The cord blood cells survived, migrated to the areas of the brain injured by the stroke and improved the rats' motor and sensory abilities, even when administered a week after the onset of stroke, the researchers report in this month's issue of the journal Stroke. The cord cells included a significant number of stem cells — immature. undifferentiated cells with the potential to become any cell in the body, including neurons.
"The study suggests that human umbilical cord blood may be a noncontroversial, more readily available source of therapeutic cells for treating early stroke and other traumatic brain injuries," said Paul Sanberg, PhD, DSc, director of the USF Center for Aging and Brain Repair and a senior author of the report. "It's exciting because it means that IV administration of stem cells, a less invasive procedure than neurosurgical implantation, may be an effective option in the early stages of brain injury."
Dr. Sanberg emphasized that the research is young, and studies in humans are still a few years away.
The researchers are unsure exactly how the cord blood cells promote such early functional recovery, but they suspect that the cells release growth factors that prompt the brain to repair damaged tissue.
Human umbilical cord blood stored following the birth of babies has been used on a limited basis to successfully treat certain childhood leukemias, but little is known about its potential benefit for central nervous system disorders. Stem cells from cord blood, as well as those found in adult bone marrow, skin and muscle, are being investigated as an alternative to human embyronic stem cells for the treatment of stroke or other neurodegenerative diseases.
In the Henry Ford/USF study, a saline solution containing a stem-cell rich fraction of cells from cord blood was injected into the tail veins of rats previously induced to have symptoms of stroke. The rats showed improvement in movement, balance and reflex responses even when treatment with cord blood cells was begun a week after the onset of the stroke. However, the greatest recovery of function occurred when the cells were administered within 24 hours after a stroke. Both groups of rats receiving transfusions of cord blood cells — at one day and seven days post-stroke — recovered quicker than control rats receiving no treatment.

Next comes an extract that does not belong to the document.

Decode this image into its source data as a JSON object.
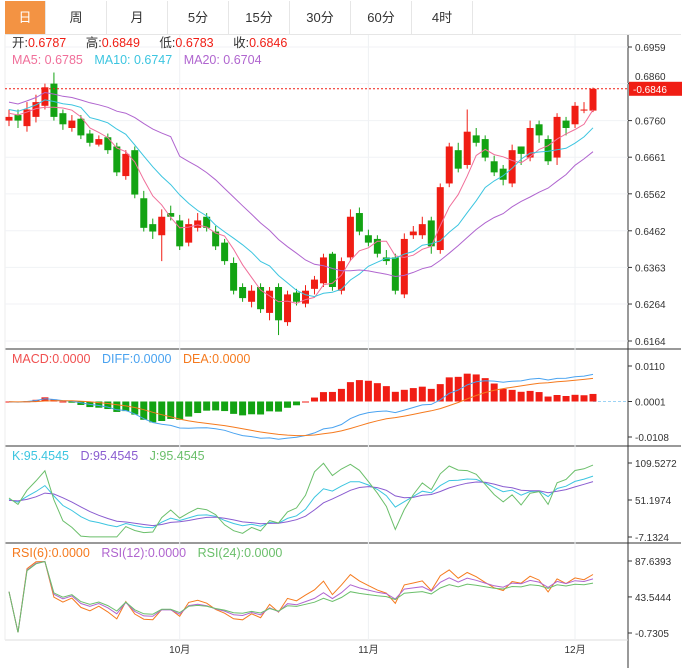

The cord cells migrated to the side of the brain injured by the stroke and were distributed throughout the damaged areas. Few cells were detected in the unaffected side of the brain.
Only a small percentage of the cord blood cells in the brain actually expressed proteins typical of those in early neural cells.
"This leads us to believe that the mechanism of action is not necessarily replacement of damaged or dead brain cells by cord blood cells," said Michael Chopp, PhD, a neuroscientist at Henry Ford Hospital and senior author of the journal article. "It is more likely that the cells somehow encourage the brain's own recovery system to work better at repairing the areas damaged by stroke."
In another recent study by USF and Henry Ford Hospital, USF neurologist Juan Sanchez-Ramos, MD, PhD, and colleagues showed that stem cells extracted from human umbilical cord blood can be reprogrammed in the laboratory to become immature nerve cells. The cord blood cell study appeared in the October issue of Experimental Neurology.
"This animal model study extends our earlier laboratory findings," said Dr. Sanchez-Ramos, an author of the recent report in Stroke. "It is another small step forward in showing the potential of umbilical cord blood for treating neural deficits. But the mechanism by which cord blood cells seemed to improve functional recovery is still unclear."
Currently, the only treatment for early stroke is tissue plasminogen activator (TPA), a drug that must be intravenously administered within three hours of the onset of stroke symptoms to have a chance of working. In the animal stroke model at least, the cord blood cells offered a longer window of opportunity for beginning intravenous treatment — days rather than hours.
Other co-investigators for the study were Jieli Chen, MD; Yi Li, MD; Lei Wang, MD; Mei Lu, PhD, all of Henry Ford Hospital, and Allison Willing, PhD, of USF.
The study was supported by Saneron CCEL Therapeutics Inc., an affiliate of Cryo-Cell International, Inc., a Clearwater, FL company that collects and stores umbilical cord blood. A State of Florida High Tech Corridor Grant also funded the research.